Begitulah sebagian wujud keuletan masyarakat Sasak, tapi mengapa kita masih mengalami kemunduran terutama dengan masih tingginya angka kemiskinan bahkan hingga urutan 8 nasional?. Ada beberapa faktor yang menyebabkan masyarakat Sasak yang pada dasarnya rajin bekerja justru sebagian masih mengalami kemiskinan. Pertama, kalau yang dicontohkan di atas mereka yang memiliki kesempatan kerja, namun masih banyak juga warga Sasak, pemuda-pemuda Sasak yang masih pengangguran yang disebabkan sulitnya memperoleh kesempatan kerja.  Kondisi ini tidak hanya dialami oleh masyarakat Sasak yang tidak atau hanya berpendidikan rendah saja, tapi juga bagi yang pernah sekolah tinggi atau memiliki gelar kesarjanaan. Bagi yang berpendidikan apa yang didapat di bangku sekolah/kuliah tidak sesuai dengan apa yang dibutuhkan dunia kerja. Sehingga bila ada lowongan kerja, mereka sering tidak memenuhi syarat yang dibutuhkan. Selain itu, banyaknya kesempatan sekolah tidak diimbangi dengan tersedianya lowongan kerja sesuai formasi jurusan yang diambil. Iklan-iklan di TV, surat kabar atau spanduk-spanduk di pinggir jalan, kebanyakan berisi iklan sekolah daripada lowongan kerja.

Kedua, kita kurang bisa berkreativitas menciptakan hal-hal yang baru. Sehingga, sebagai contoh, bila ada yang berumah di pinggir jalan membangun kios atau warung, sering diikuti oleh tetangga sebelahnya yang juga membuat warung. Tidak jarang kita temui warung-warung yang berderet (selain di pasar) yang barang jualannya hampir sama. Warga Cina, warga Jawa, selain karena jumlah mereka yang banyak, tersebar di mana-mana, juga karena memiliki kreativitas. Kreativitas tidak hanya dalam mencari pekerjaan tapi juga menciptakan pekerjaan. Mereka bisa membaca peluang, apa yang belum ada di tempat ini, apa yang dibutuhkan tempat itu. Bukan menciptakan yang serupa tapi membuat yang tak sama. H. LL. Azhar, Ketua Majelis Adat Sasak saat menghadiri Sarasehan Budaya Adat Sasak di Golong Narmada  (2/11) berpesan untuk bisa menciptakan yang “aneh-aneh”, yang berbeda dari yang lain, karena inilah wujud kreativitas.

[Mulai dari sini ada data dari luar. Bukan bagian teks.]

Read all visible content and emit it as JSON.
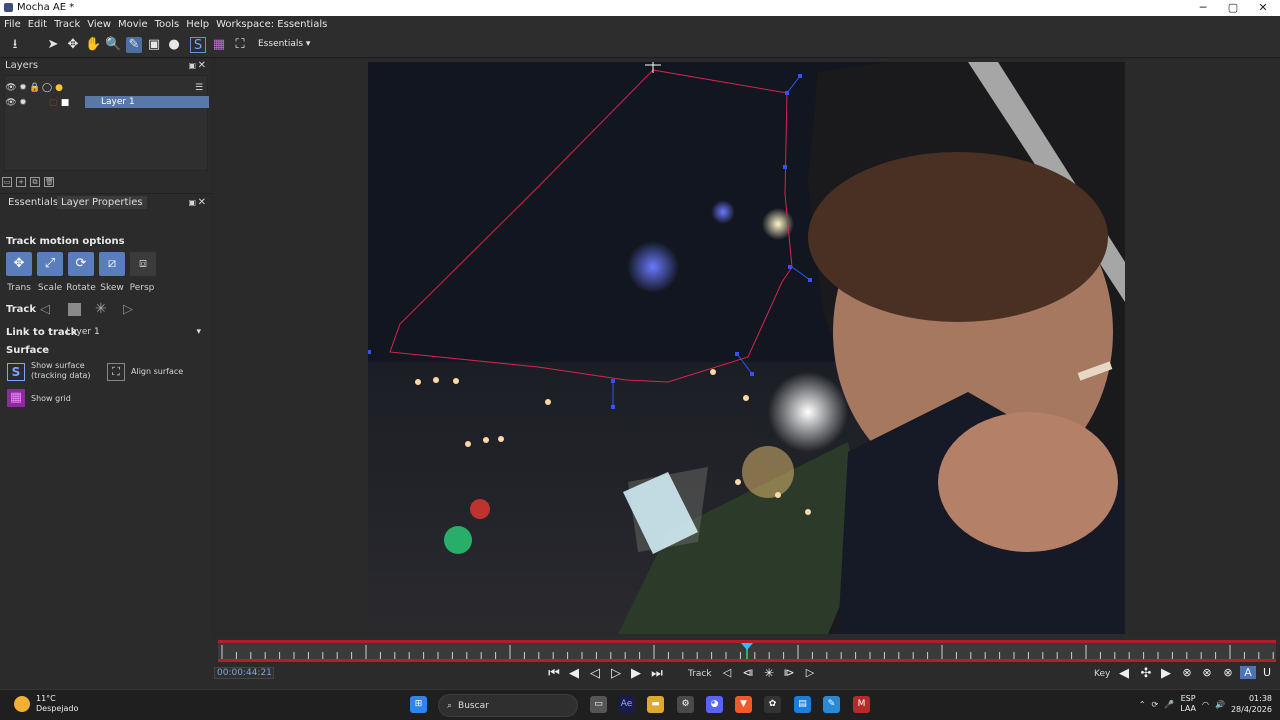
{
  "window": {
    "title": "Mocha AE *",
    "minimize": "─",
    "restore": "▢",
    "close": "✕"
  },
  "menu": [
    "File",
    "Edit",
    "Track",
    "View",
    "Movie",
    "Tools",
    "Help",
    "Workspace: Essentials"
  ],
  "toolbar": {
    "workspace_select": "Essentials"
  },
  "layers_panel": {
    "title": "Layers",
    "layer_name": "Layer 1"
  },
  "tabs": [
    "Essentials",
    "Layer Properties"
  ],
  "props": {
    "track_motion_title": "Track motion options",
    "motion_options": [
      "Trans",
      "Scale",
      "Rotate",
      "Skew",
      "Persp"
    ],
    "track_label": "Track",
    "link_label": "Link to track",
    "link_value": "Layer 1",
    "surface_title": "Surface",
    "show_surface": "Show surface\n(tracking data)",
    "align_surface": "Align surface",
    "show_grid": "Show grid"
  },
  "timeline": {
    "timecode": "00:00:44:21",
    "track_label": "Track",
    "key_label": "Key"
  },
  "taskbar": {
    "temp": "11°C",
    "condition": "Despejado",
    "search": "Buscar",
    "lang": "ESP",
    "layout": "LAA",
    "time": "01:38",
    "date": "28/4/2026"
  }
}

Ketiga, kurangnya rasa persatuan warga Sasak untuk bisa saling mendukung. Yang banyak terjadi justru kita sering iri dalam pengertian yang negatif terhadap tetangga atau teman yang berhasil. Kita tidak senang ada teman yang berhasil, seandainya keberhasilan itu adalah dengan melalui sebuah tembok tinggi, maka saat seorang teman kita hampir akan berhasil melewatinya, kita malah menarik celananya dari bawah. Begitu juga dengan sebagian warga Sasak yang berhasil, baik ekonomi maupun pendidikan. Keberhasilan itu bukan dimanfaatkan untuk memberhasilkan yang lain, tapi ada bahkan banyak dari kita yang justru untuk berbangga-bangga terhadap yang belum berhasil.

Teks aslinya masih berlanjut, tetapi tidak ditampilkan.